A Modena Fiere fra pochissimi giorni si va ad inaugurare una tra le più qualificate espressioni del mercato dell’arte antica in Europa : Modenantiquaria, dal 13 al 21 febbraio.

Giunta alla sua XXX edizione, lo 'scrigno d'arte' di Modena Fiere - considerando l'attenzione dei grandi media nazionali, la fibrillazione che mostra il mondo degli addetti ai lavori, l'impegno mai così incalzante degli espositori - sicuramente quest'anno registrerà una edizione di successo.
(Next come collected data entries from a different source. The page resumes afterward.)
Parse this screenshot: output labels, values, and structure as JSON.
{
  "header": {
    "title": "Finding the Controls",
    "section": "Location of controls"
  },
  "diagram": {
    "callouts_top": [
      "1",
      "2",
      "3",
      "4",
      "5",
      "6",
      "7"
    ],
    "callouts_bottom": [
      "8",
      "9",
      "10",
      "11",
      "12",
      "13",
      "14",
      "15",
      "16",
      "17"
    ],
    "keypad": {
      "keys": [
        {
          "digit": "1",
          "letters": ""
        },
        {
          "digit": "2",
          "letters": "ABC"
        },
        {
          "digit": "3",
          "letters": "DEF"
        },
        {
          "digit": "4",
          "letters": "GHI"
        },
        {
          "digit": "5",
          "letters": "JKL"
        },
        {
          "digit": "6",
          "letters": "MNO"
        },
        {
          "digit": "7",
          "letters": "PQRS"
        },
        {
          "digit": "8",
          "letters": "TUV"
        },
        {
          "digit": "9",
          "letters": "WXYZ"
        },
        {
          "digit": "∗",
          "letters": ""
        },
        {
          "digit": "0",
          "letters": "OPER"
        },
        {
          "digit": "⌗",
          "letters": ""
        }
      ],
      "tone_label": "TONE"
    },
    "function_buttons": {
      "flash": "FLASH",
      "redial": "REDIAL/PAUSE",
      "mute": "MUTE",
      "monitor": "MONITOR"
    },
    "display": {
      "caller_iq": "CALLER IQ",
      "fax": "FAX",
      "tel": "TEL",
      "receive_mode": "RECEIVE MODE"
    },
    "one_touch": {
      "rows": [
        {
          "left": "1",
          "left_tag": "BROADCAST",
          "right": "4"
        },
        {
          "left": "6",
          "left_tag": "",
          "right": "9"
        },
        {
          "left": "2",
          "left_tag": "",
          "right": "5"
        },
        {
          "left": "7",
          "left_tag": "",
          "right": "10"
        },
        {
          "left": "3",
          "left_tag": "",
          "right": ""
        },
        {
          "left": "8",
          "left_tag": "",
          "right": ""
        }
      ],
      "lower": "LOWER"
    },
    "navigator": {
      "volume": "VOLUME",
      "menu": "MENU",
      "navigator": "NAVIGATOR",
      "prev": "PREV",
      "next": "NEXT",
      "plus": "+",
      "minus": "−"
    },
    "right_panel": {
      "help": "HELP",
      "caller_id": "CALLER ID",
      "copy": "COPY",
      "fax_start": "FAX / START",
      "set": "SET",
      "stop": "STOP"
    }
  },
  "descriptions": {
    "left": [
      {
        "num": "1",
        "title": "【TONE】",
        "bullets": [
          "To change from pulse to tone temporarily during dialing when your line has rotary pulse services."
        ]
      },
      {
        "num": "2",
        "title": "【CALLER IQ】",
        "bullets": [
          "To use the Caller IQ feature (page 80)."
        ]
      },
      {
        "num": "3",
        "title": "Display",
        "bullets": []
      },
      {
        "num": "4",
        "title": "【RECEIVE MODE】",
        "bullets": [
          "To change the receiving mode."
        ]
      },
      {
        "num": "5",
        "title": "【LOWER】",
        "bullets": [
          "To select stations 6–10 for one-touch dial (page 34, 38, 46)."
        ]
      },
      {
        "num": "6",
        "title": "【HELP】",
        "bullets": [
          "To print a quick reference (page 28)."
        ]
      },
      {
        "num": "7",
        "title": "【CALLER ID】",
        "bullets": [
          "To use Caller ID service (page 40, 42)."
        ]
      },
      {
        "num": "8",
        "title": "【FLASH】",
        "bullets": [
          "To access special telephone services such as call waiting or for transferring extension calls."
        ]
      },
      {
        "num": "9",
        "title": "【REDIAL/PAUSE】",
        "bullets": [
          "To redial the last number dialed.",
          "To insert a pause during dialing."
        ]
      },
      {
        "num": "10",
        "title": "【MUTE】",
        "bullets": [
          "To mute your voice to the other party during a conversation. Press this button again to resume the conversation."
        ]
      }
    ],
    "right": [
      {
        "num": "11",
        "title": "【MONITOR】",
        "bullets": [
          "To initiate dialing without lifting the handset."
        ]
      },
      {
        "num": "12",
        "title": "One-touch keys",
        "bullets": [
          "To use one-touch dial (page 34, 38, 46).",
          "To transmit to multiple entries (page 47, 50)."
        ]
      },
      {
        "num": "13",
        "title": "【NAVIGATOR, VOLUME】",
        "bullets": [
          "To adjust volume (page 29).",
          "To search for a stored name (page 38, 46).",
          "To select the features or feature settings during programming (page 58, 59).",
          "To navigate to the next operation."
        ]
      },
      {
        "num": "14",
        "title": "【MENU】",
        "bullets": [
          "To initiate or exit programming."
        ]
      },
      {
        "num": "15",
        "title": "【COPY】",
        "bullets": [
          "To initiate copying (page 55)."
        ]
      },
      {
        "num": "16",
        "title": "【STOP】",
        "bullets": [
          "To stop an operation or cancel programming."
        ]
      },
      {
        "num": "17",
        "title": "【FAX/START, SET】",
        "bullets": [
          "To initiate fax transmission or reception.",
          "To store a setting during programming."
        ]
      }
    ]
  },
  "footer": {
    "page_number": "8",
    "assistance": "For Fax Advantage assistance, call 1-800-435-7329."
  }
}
Paolo Fantuzzi, AD di ModenaFiere, ne è convinto: "Da tempo non si avvertiva un interesse, anche internazionale, di questo livello. Se il buongiorno si vede dal mattino, si può già dire che Modenantiquaria 30 sarà una edizione da ricordare con grande emozione".

E questo sicuramente anche grazie a un rinnovato impegno in comunicazione e alla messa in circolo di nuove energie che mirano ad attrarre e conquistare pubblici nuovi, superando schemi e chiusure che non hanno ragione di esistere creando un dialogo tra le arti e il bello.

A dimostrarlo l'iniziativa in esclusiva per Modenantiquaria di esporre i capolavori d'arte della importantissima Collezione BPER acquisite dalla Banca in mezzo secolo. Si potranno così ammirare opere di Guido Reni, Boulanger, Francesco Bianchi Ferrari, Ortolano e Girolamo da Carpi

Come pure la proposizione della fotografia d'autore attraverso una preziosa selezione di capolavori tratti dalla collezione Fondazione Cassa di risparmio di Modena opere di Ansel Adams, Diane Arbus, Paul Caponigro, Roy DeCarava, Robert Frank, Lee Friedlander, Ralph Eugene Meatyard, Edward Weston, Minor White. Autori amatissimi dal pubblico, che, tra gli anni Quaranta e gli anni Settanta, hanno scritto alcune delle più importanti pagine della fotografia americana.

Eh già..."E’ il momento propizio per voltare pagina e fare del gusto una garanzia anche per il futuro."